Menjalani kehidupan di dunia memang tak sulit, tapi namanya hidup pasti ada waktunya dimana kita akan merasa kesulitan, bahkan pasrah pada suatu keadaan.
Dan memang, itu alami terjadi dalam kehidupan manusia sebab alam mempunyai hukumnya sendiri seperti embun pagi ketika matahari terbit mau tak mau embun pagi harus pergi walau pun esoknya ia datang lagi bertengger di dedaunan atau bunga-bunga di taman.

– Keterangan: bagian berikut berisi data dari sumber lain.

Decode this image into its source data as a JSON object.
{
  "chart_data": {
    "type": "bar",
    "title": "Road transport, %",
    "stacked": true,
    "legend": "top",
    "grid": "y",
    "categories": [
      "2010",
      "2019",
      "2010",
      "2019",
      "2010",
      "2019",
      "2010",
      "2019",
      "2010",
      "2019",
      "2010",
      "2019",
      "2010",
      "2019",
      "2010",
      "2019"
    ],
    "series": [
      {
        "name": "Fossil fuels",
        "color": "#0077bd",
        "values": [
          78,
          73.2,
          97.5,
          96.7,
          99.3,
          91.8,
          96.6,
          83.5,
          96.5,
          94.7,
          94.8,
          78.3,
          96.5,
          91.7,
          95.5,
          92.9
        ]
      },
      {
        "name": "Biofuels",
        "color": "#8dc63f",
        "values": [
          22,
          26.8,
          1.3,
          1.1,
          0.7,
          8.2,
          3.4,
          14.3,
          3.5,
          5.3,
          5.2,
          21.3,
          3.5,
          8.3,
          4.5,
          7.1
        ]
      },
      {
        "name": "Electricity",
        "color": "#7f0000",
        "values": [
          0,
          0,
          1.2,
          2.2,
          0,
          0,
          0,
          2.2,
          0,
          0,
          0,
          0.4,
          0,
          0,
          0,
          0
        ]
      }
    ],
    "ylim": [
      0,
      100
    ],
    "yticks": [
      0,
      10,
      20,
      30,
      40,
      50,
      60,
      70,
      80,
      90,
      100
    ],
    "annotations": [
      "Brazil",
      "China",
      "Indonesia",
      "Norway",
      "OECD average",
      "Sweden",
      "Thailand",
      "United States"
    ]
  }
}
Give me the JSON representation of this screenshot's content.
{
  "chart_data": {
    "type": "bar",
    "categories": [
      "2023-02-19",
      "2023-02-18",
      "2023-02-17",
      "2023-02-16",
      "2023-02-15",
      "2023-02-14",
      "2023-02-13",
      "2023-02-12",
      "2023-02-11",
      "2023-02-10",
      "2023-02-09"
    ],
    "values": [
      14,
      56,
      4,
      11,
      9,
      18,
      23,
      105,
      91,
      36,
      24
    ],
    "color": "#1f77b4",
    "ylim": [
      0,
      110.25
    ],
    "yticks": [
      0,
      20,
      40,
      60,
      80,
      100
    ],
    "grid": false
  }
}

Andai saja embun pagi bisa berbicara kan kutanyakan padanya: Wahai embun pagi, apakah kau sendiri pergi ketika sang mentari datang memancarkan cahayanya atas dirimu? Ataukah sudah seharusnya kau pergi dari dedaunan atau bunga di taman? Atau kehadiran sang mentari mengusik keberadaan mu sehingga engkau pergi?
Sayangnya, embun pagi tak bisa bicara begitu juga dengan kehidupan. Andai saja kehidupan bisa berbicara takkan kubiarkan kesulitan hadir dalam hidupku sebab itu mengusik ketenangan ku.
Tetapi, hidup itu punya tatanan sendiri-sendiri baik itu manusia, hewan maupun tumbuhan. Jadi, mau tak mau kita harus mengikuti tatanan itu dan sebenarnya kita telah mengikuti skenario kehidupan yang telah ditentukan oleh Sang pemilik skenario kehidupan.